Basket Pic July 30, 2009


Went into the forest with my son to pick some mushrooms. I had picked a few the previous evening, so I knew the pickings were good. High summer means bugs, so it is best to harvest soon after a rain. The basket contains Golden Chanterelles, and various Boletes and Lactarius. The day before included what you see here, plus some Beefsteak Polypore. I need to cook and eat these tonight, as tomorrow we're headed to coastal North Carolina. In NC we'll be digging clams and netting shrimp. Summer is bountiful.

2 comments:

Anonymous said...

How can you be so sure???? When I lived in Germany people did this as well. But now its very very scary.

riburr said...

You never eat a mushroom you don't know to be safely edible. The mushrooms pictured in the basket are edible, most are delicious. I know this from experience and research.
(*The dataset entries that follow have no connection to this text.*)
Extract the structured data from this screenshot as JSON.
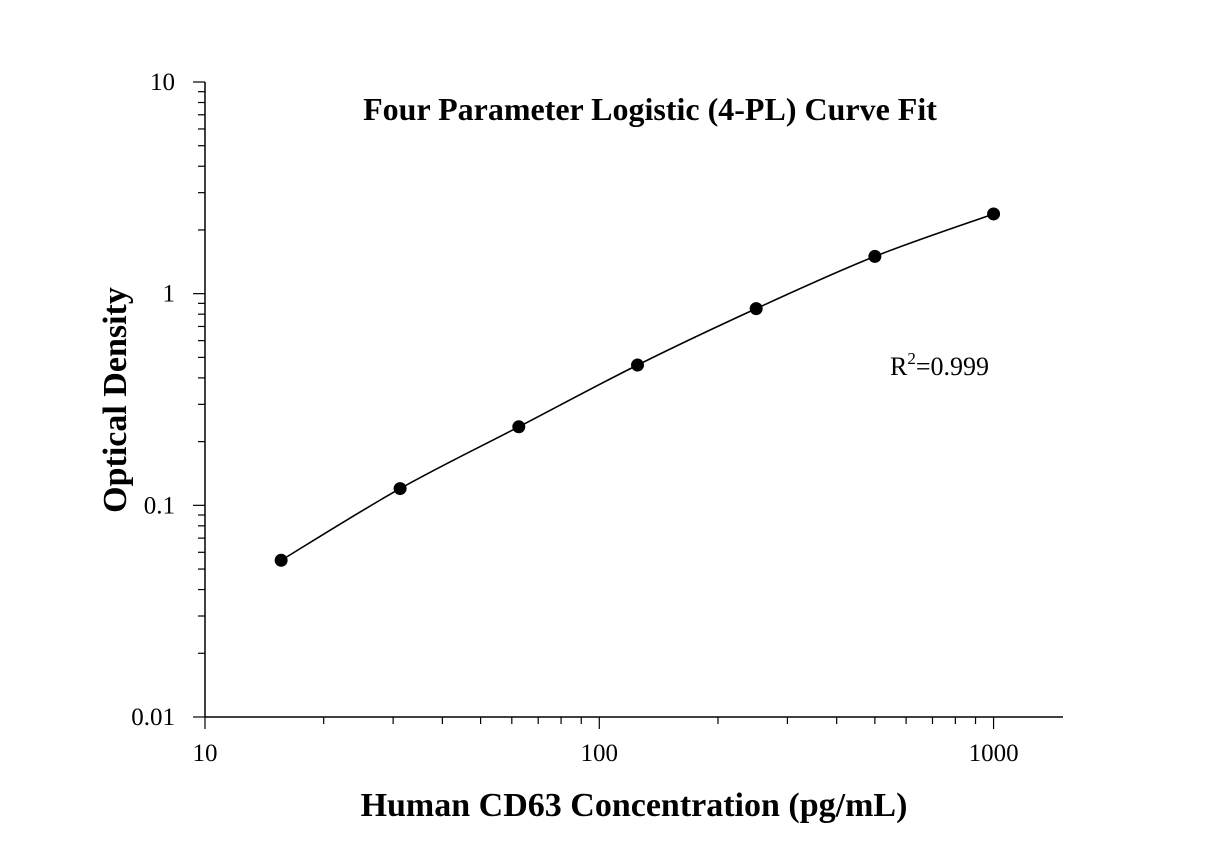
{
  "chart_data": {
    "type": "scatter",
    "title": "Four Parameter Logistic (4-PL) Curve Fit",
    "xlabel": "Human CD63 Concentration (pg/mL)",
    "ylabel": "Optical Density",
    "x_scale": "log",
    "y_scale": "log",
    "xlim": [
      10,
      1500
    ],
    "ylim": [
      0.01,
      10
    ],
    "x_ticks": [
      {
        "value": 10,
        "label": "10"
      },
      {
        "value": 100,
        "label": "100"
      },
      {
        "value": 1000,
        "label": "1000"
      }
    ],
    "y_ticks": [
      {
        "value": 0.01,
        "label": "0.01"
      },
      {
        "value": 0.1,
        "label": "0.1"
      },
      {
        "value": 1,
        "label": "1"
      },
      {
        "value": 10,
        "label": "10"
      }
    ],
    "grid": false,
    "series": [
      {
        "points": [
          {
            "x": 15.6,
            "y": 0.055
          },
          {
            "x": 31.25,
            "y": 0.12
          },
          {
            "x": 62.5,
            "y": 0.235
          },
          {
            "x": 125,
            "y": 0.46
          },
          {
            "x": 250,
            "y": 0.85
          },
          {
            "x": 500,
            "y": 1.5
          },
          {
            "x": 1000,
            "y": 2.38
          }
        ]
      }
    ],
    "annotation": {
      "r2_prefix": "R",
      "r2_superscript": "2",
      "r2_value": "=0.999"
    }
  }
}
Some of the individual mushrooms shown (Boletes) I had no experience with. But, as a family they are generally recognized as safe, with only a very few species being slightly poisonous. And, the ones in the basket do not share characteristics with the poisonous few.

Confidence to distinguish safe from harmful comes with experience. Experience also instructs when to exercise caution. After several years of careful foraging and sampling you *know* what is safe and what is not. If there is any question at all about a mushroom's safety, you don't eat it.

Collecting mushrooms for the kitchen table is regionally specific. The knowledge you have from collecting mushrooms in Germany doesn't apply to the mushrooms you find in Virginia. People have been sickened or killed by confusing mushrooms known to be safe in one country with a similar-looking poisonous species in another country or region.

It may take several years practice before you can confidently collect safe mushrooms for the kitchen. Some people never venture beyond easily identified Morels, if they go that far.

It helps if you live in an area where mushrooms are plentiful. Practice comes easily when I can walk out the front door and pick many, many different species from my yard.